All seeds contain phytic acid. This anti-nutrient cannot be removed by air classification, and it may even be concentrated by extraction to produce plant protein concentrates. Phytic acid has high concentration of phosphorous, which is not available to monogastric animals. It also chelates di- and trivalent cations in the intestine, making these unavailable for absorption (Storebakken et al., 2000a). Experiments have shown that phytic acid in soy protein concentrate can result in incomplete mineralization of hard tissues in salmonids (Storebakken et al., 1998a)

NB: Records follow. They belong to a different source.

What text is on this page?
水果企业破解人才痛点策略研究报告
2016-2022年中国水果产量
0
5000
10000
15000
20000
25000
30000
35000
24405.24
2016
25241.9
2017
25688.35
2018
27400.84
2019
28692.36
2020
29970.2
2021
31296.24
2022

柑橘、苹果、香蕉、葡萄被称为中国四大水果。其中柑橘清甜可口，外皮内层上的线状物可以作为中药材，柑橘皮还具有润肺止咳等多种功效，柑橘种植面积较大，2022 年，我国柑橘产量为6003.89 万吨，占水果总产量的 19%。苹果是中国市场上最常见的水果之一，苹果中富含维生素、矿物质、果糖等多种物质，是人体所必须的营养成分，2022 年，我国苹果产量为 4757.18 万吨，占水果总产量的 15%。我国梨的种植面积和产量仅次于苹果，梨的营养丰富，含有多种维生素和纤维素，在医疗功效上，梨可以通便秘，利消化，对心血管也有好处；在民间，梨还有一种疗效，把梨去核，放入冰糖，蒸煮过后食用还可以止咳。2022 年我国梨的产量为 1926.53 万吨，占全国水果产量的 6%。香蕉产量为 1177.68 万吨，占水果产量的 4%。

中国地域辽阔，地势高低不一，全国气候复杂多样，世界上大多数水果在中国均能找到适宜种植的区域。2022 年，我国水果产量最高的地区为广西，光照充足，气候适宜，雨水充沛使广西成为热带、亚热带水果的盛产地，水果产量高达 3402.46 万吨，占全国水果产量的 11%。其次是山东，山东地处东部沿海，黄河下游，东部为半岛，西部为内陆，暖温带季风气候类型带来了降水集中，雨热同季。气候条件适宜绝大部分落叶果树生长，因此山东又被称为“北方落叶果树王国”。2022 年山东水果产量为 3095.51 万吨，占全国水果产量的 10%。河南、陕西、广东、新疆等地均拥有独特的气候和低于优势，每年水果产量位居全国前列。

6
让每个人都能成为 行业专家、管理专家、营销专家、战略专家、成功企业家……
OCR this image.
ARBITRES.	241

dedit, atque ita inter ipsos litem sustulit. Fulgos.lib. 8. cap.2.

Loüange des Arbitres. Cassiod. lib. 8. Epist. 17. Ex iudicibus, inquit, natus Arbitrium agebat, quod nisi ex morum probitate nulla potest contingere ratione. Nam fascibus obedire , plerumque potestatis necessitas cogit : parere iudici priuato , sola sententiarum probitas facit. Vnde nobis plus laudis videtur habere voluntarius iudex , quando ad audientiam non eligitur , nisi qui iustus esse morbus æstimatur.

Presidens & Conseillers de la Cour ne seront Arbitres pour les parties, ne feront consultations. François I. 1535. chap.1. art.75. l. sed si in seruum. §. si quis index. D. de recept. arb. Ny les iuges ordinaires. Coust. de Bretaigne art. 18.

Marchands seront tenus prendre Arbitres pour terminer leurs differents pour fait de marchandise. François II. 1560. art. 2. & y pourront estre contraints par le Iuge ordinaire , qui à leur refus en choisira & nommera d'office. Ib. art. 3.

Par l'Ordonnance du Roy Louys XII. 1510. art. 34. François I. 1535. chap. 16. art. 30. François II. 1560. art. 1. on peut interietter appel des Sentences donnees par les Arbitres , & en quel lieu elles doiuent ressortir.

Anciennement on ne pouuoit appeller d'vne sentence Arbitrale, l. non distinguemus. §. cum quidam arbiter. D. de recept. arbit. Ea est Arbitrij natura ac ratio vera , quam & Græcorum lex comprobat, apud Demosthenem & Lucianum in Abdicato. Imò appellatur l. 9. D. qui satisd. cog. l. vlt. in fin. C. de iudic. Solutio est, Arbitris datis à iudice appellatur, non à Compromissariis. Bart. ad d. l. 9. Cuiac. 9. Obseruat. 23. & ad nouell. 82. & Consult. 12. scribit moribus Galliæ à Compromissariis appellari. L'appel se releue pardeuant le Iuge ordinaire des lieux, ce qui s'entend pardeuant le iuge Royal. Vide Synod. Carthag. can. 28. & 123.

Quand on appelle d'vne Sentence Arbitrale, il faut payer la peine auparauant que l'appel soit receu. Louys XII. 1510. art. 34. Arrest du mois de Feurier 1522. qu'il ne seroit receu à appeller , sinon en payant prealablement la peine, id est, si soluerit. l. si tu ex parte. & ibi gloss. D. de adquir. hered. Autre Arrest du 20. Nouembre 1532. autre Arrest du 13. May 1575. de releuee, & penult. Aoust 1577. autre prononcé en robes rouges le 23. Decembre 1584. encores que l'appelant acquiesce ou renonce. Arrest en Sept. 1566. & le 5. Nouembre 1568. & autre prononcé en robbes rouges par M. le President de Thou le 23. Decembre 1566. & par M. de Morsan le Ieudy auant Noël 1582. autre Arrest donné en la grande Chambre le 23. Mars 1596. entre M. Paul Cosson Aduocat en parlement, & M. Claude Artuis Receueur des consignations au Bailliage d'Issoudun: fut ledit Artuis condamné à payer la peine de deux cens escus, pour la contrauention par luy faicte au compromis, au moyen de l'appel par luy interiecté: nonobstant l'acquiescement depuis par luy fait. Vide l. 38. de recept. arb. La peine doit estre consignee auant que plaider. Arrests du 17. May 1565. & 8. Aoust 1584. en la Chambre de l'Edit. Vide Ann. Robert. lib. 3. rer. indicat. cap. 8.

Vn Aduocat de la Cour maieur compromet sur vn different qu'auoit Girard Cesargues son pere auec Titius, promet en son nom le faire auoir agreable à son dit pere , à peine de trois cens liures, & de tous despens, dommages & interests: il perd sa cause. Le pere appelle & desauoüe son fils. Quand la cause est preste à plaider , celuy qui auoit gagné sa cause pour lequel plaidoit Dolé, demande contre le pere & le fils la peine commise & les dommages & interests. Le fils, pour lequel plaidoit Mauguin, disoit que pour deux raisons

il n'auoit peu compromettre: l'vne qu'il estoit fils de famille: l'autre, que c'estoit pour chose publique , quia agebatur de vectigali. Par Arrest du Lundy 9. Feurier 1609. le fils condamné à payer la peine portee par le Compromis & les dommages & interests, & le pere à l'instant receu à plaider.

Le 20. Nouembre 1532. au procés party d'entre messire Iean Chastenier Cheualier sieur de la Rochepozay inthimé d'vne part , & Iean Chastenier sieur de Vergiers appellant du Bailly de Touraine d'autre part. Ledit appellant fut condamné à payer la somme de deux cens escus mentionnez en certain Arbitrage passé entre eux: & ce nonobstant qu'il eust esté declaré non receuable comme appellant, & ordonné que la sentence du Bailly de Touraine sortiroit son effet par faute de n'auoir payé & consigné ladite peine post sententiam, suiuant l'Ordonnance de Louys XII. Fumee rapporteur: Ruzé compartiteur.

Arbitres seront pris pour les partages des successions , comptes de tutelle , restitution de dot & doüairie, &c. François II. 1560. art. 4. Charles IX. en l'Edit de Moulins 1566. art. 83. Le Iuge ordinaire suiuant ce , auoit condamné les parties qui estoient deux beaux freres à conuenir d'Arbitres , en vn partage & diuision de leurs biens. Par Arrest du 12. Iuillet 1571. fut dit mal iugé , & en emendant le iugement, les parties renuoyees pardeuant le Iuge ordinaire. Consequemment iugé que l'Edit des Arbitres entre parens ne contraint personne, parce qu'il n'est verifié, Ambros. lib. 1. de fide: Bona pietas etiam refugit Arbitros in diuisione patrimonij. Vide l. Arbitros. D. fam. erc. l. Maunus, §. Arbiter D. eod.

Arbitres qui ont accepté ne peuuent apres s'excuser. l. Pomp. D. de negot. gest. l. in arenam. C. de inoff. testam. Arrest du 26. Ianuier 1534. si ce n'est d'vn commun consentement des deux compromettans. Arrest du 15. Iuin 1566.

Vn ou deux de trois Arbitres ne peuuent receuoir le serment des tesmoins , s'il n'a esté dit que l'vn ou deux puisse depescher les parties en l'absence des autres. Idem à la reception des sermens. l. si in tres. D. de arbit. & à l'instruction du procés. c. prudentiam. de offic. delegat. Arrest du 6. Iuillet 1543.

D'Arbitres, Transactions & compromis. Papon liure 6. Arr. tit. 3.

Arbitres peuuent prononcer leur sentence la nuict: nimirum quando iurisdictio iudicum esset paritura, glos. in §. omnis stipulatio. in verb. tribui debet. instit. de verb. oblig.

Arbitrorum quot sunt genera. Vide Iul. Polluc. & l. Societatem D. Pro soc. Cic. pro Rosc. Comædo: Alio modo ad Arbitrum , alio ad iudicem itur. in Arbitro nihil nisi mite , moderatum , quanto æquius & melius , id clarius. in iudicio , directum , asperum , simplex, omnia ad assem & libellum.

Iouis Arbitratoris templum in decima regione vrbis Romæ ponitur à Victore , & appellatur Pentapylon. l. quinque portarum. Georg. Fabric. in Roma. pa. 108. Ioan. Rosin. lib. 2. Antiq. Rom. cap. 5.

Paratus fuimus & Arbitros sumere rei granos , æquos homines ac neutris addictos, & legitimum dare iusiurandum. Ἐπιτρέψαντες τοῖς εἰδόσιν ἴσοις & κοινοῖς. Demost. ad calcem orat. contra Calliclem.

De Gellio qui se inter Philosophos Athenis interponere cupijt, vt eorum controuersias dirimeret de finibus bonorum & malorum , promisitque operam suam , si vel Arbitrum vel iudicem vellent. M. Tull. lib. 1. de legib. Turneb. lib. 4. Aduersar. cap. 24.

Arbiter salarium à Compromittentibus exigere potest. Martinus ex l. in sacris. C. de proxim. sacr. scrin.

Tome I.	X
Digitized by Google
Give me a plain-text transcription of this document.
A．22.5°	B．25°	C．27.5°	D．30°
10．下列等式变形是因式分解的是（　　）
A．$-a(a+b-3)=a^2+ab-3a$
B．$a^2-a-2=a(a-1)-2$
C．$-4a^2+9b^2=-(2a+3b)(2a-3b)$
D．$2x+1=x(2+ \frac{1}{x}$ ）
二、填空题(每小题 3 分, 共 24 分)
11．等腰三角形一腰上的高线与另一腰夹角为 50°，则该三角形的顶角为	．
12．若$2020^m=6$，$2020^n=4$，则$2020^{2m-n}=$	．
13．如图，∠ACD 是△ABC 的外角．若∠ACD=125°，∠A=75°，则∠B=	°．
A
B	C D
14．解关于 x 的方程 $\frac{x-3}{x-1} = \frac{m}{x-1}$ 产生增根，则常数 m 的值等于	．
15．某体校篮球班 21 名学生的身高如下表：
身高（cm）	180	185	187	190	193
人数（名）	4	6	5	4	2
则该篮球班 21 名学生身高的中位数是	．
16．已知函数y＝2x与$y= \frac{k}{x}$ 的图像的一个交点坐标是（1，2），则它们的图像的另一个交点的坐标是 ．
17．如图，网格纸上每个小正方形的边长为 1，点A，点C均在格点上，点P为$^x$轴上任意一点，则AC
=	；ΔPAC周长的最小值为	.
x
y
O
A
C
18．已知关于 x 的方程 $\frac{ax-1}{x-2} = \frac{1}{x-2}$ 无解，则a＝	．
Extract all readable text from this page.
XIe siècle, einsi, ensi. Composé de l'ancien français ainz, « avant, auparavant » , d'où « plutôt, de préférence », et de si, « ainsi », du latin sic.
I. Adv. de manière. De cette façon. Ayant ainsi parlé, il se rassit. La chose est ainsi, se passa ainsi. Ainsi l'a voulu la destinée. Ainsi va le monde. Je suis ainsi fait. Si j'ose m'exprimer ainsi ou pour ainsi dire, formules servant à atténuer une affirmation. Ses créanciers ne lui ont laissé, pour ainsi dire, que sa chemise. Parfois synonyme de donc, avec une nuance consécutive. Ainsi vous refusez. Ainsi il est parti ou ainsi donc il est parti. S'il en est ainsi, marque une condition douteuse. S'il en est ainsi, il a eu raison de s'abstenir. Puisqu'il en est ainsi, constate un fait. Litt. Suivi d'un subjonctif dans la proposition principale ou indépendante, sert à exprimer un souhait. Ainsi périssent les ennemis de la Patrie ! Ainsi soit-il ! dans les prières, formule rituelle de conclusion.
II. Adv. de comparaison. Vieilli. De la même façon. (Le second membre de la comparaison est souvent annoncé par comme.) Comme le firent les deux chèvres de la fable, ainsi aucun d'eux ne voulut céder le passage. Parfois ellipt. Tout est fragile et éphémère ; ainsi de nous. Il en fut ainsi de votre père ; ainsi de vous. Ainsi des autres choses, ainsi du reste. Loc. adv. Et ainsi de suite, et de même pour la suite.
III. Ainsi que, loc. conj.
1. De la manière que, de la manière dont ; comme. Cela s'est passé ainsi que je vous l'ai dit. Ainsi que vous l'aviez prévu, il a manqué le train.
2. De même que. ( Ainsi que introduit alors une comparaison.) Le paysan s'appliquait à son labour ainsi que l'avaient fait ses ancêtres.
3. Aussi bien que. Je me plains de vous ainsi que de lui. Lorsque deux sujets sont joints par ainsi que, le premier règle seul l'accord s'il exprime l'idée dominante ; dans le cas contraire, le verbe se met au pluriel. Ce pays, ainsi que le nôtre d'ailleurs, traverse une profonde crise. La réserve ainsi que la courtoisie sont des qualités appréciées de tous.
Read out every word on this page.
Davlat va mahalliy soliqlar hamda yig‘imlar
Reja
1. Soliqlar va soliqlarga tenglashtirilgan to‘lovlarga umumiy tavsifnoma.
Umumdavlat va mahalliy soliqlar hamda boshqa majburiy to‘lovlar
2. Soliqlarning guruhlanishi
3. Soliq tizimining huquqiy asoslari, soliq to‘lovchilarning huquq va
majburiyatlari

and fish meal based diets supplemented with phytic acid may introduce spinal deformities (Helland et al., 2006). Phytic acid can be hydrolyzed by including phytase in the feed if fed to warm water fish or coldwater fish at temperatures exceeding 10-15oC (Vielma et al., 1998;
Carter and Sajjadi, 2011). At lower temperatures, the effect of dietary phytase is minimal. Thus, incubation of plant concentrates with phytase (Storebakken et al., 1998a; Vielma et al., 2002;
Denstadli et al., 2007) should be considered before using including them in the diets.
Nitrogen is the limiting nutrient for algal growth is seawater, while phosphorous limits growth in freshwater. The main nitrogen pollutants from fish farming are water soluble ammonia from deamination of amino acids and urea from catabolism of nucleic acids, and particulate loss of faeces. Faecal loss is the main source of pollution with phosphorous. Uneaten feed may also represent a significant source of pollution, but it can be largely eliminated by the use of feeds with high technical quality (Sørensen et al., 2010; Aas et al., 2011), and by correct feeding (Storebakken and Austreng, 1987). In order to minimize the impact of fish farming on the environment, it is of high importance to simultaneously minimize pollution from water soluble, metabolic loss, from faeces, and from uneaten feed.
All feeds are in practice mixtures, while feed ingredient research has largely focused on single ingredients. The use of mixture design can be helpful to determine if the synergetic effects which can increase the performance or desirability of feed may become significant when mixing dietary ingredients. Mixture models also facilitate the determination of optimal mixtures or feed formulations, based on given response criteria. Such designs have been widely used in the chemical (Akalin et al., 2010; Lin et al., 2010), pharmaceutical (Mahdhi et al., 2010; Malzert-Freon et al., 2010) and food industries (Karaman et al., 2011) to optimize processes or formulations. Only few studies using mixture models to optimize fish and shrimp feed have been reported (Ruohonen et al., 2003; 2007; Forster et al., 2010; Draganovic et al., 2011).